Por Neide Medeiros Santos –
Crítica literária - FNLIJ/PB
Capitu que me
desculpe, mas a Emília é a maior heroína literária brasileira.
(Tatiana Belinky)
Tatiana Belinky nasceu em São Petersburgo, na Rússia, em
1919. Quando completou um ano, a família
se mudou para Letônia e por lá viveu até os dez anos. Em 1929, a família veio para
o Brasil e a viagem de navio até o Rio de Janeiro (foram 21 dias de viagem)
pareceu para aquela menina de 10 anos uma aventura semelhante às histórias que
seu pai contava de longas viagens de navios, de guerras.
O pai era um ator na arte de contar histórias, ele fazia
uma voz diferente para cada personagem e foi ouvindo histórias contadas pelo
pai que despertou na filha o gosto pelos livros. O desembarque foi no Rio de
Janeiro, mas com poucos dias a família se transferiu para São Paulo e lá se
fixou.
Há um fato interessante na vida da estudante Tatiana
Belinky. No colégio que estudou logo que chegou a São Paulo, as colegas riam
por conta do seu sotaque estrangeiro e pela troca de palavras. Como não
dominava bem a língua portuguesa, trocava palavras. O que fez a menina? Passou
a estudar muito português e virou a melhor aluna de português da classe.
Bendita vingança!
Quando jovem, trabalhou como tradutora bilíngue,
datilógrafa, só alguns anos mais tarde despertou para a literatura infantil.
Casou com o médico e ator Júlio Gouveia, juntos montaram peças de teatro e
fizeram a adaptação do Sítio do Picapau Amarelo para a TV Tupi de São Paulo.

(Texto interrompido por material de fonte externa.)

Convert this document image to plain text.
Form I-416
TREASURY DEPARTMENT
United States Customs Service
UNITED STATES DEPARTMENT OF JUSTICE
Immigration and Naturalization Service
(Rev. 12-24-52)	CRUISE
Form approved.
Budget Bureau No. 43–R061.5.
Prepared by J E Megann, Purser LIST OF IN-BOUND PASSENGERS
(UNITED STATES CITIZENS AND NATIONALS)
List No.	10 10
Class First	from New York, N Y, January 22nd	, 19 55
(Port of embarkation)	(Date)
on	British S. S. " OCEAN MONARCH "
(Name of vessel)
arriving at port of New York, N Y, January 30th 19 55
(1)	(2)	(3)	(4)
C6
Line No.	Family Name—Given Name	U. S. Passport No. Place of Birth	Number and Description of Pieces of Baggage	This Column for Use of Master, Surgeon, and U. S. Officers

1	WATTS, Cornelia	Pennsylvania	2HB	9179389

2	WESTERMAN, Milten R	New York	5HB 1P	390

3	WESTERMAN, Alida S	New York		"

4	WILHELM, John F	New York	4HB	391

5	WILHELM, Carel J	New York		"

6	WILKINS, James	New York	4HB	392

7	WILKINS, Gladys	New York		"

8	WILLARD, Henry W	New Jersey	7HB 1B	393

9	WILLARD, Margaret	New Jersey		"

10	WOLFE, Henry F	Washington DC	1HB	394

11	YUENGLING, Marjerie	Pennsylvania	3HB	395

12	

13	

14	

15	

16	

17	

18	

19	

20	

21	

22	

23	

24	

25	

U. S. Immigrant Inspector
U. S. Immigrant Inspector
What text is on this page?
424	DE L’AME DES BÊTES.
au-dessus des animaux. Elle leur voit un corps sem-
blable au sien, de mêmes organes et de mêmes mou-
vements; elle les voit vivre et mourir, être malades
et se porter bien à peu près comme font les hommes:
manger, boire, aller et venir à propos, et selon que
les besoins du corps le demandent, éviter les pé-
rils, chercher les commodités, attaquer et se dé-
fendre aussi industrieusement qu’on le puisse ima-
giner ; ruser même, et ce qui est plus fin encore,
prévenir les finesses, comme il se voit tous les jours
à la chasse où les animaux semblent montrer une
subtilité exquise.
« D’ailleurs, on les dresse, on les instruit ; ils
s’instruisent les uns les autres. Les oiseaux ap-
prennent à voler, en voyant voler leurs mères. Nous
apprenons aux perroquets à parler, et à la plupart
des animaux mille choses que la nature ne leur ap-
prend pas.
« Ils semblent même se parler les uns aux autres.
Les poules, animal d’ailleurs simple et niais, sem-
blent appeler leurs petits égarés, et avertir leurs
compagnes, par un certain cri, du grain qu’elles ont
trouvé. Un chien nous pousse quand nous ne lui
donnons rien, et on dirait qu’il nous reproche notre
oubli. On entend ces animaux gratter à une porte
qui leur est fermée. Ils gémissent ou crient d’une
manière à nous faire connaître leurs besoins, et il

No livro autobiográfico, “Acontecências”, Tatiana
transcreve inúmeros poemas de Júlio para sua amada. Aqui estão algumas dessas
incursões poéticas do noivo:
“Ofereço-te a fachada
De um cantor tolo e pateta:
Fez uma bruta “cantada”
Numa Canção Indiscreta.”
***
“De cantar, só, no meu canto
Já estou a desencantar;
Pro canto ter mais encanto
Contigo quero cantar.”
Esses poemas, endereçados à futura esposa, vinham sempre acompanhados
de uma fotografia do autor dos versos.
O interesse de Tatiana pela literatura infantil começou
com o trabalho de adaptação da obra de Lobato para a TV. Seus livros infantis
vêm marcados pelo humor, pelo tom de brincadeira. Inaugurou a série de
“limeriques”, poemas de cinco versos, geralmente sobre coisas engraçadas.
“A operação de tio
Onofre” é um dos seus livros mais vendidos, já alcançou inúmeras edições. Com
“Os dez sacizinhos”, Tatiana Belinky ganhou o prêmio de Melhor Livro Infantil em
1999, esse mesmo livro recebeu o Prêmio
de Melhor Ilustração Infantil. Vários
outros livros da autora receberam o selo “Altamente Recomendável” da FNLIJ.
Em 2008, publicou “Limeriques da Cocanha” (Companhia das
Letrinhas) com ilustrações bem jocosas de Jean-Claude Alphen.
A Cocanha é um país imaginário, é o “São Saruê”, de
Manoel Camilo dos Santos, mas este país imaginário de que nos fala Tatiana é
bem anterior a São Saruê. Em nota explicativa, a autora nos diz que este país
nasceu na fantasia de um anônimo poeta francês em plena Idade Média, lá pelos
séculos XII ou XIII.
Cocanha era uma terra de permanente felicidade, só
existia lazer e ociosidade. Não havia ricos nem pobres, a comida já vinha
pronta à mesa e fome lá também não existia.
Vejam o primeiro limerique que descreve Cocanha:
“ Na Cocanha a sociedade
Vive em total liberdade –
Lá ninguém trabalha
(trabalho atrapalha...),
Lá tudo é só felicidade.”
Tatiana se foi, mas ficaram seus livros, limeriques, os
contos russos traduzidos para português e um rico universo de livros infantis
que a autora deixou para seus leitores.
Heloísa Prieto, escritora e estudiosa da obra de Tatiana
Belinky, considera que ela é a nossa “Sherazade das mil e uma histórias”,
aquela que é capaz de manter viva a poesia da criança.